You know what else is safe? The only other company aside from J&J to be given the highly coveted AAA credit rating from Standard & Poor's: Microsoft (NASDAQ:MSFT). It's certainly not hard to understand why, as Microsoft ended the most recent quarter with around $134 billion in cash and cash equivalents --- $57 billon in net cash after debt -- and has generated a whopping $54.1 billion in operating cash flow over the trailing 12 months.
For Microsoft, its growth has been dependent on legacy dominance and innovation. In terms of the former, even though we've witnessed enterprises moving their data into the cloud, Microsoft's Windows operating system continues to absolutely dominate in personal computers and laptops. The exceptionally high margins and pricing power associated with Windows, and more recently with Office 365 Commercial, have been responsible for generating a consistently large sum of cash flow for Microsoft.
On the innovation front, all eyes are on Microsoft's cloud offerings, and more specifically Azure. Constant currency sales for Microsoft's enterprise cloud offering rose 64% year-over-year in the fiscal second quarter, ended Dec. 31, 2019. Even Windows cloud services delivered 27% year-on-year growth.

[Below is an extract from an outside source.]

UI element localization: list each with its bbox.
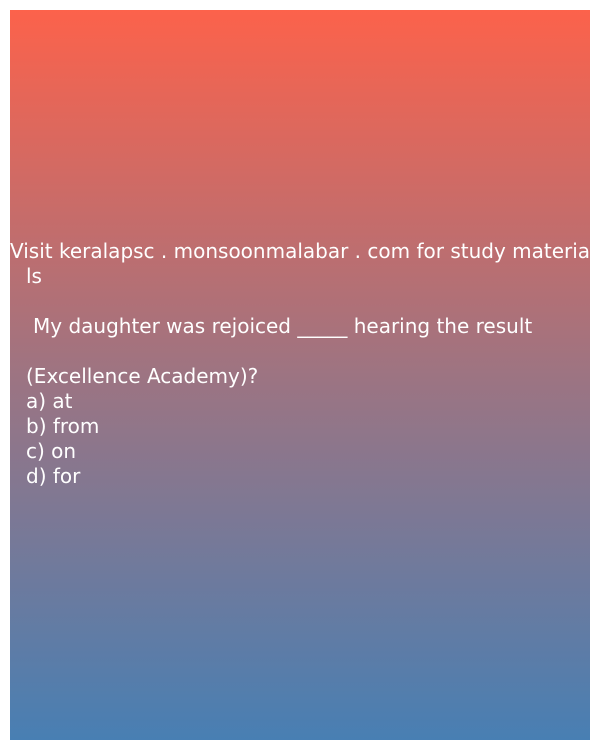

Although Microsoft isn't a Dividend Aristocrat like Johnson & Johnson, its payout has essentially quadrupled over the past decade. That's good enough for a 1.2% yield, which isn't too bad for a mega-cap growing at a double-digit percentage rate each year.
Another exceptionally safe dividend stock is technology kingpin Apple (NASDAQ:AAPL). It may not have a AAA credit rating from Standard & Poor's, but it might as well considering that it had $107.2 billion in cash and cash equivalents at the end of its most recent quarter (about $9.6 billion in net debt), and had generated an eye-popping $73.2 billion in operating cash flow over the trailing year with a profit margin of more than 21%.
What makes Apple tick, you ask? It's first and foremost the company's iPhone, which according to GlobalStats was garnering approximately 60% of mobile vendor market share in the U.S. in March 2020. Apple has what can be described as a cult-like following for its iPhone, and we should see this translate into exceptionally strong sales growth once the company unveils its first 5G-capable smartphone.
The other factor that makes Apple great is its innovation. CEO Tim Cook has made it a point to move Apple beyond just a products company. While consumers are still highly attached to Apple products and the brand, the next phase of long-term growth for Apple is in wearables and services. And it just so happens that these segments have been growing much faster than iPhone, iPad and Mac sales in recent quarters.
Like Microsoft, Apple isn't a Dividend Aristocrat. But similar to its fellow tech mega-cap, Apple has grown its payout considerably in recent years. Since recommencing its dividend in 2012, following a 17-year absence, Apple's annual payout has grown by 103%, with a current yield of 1.2%.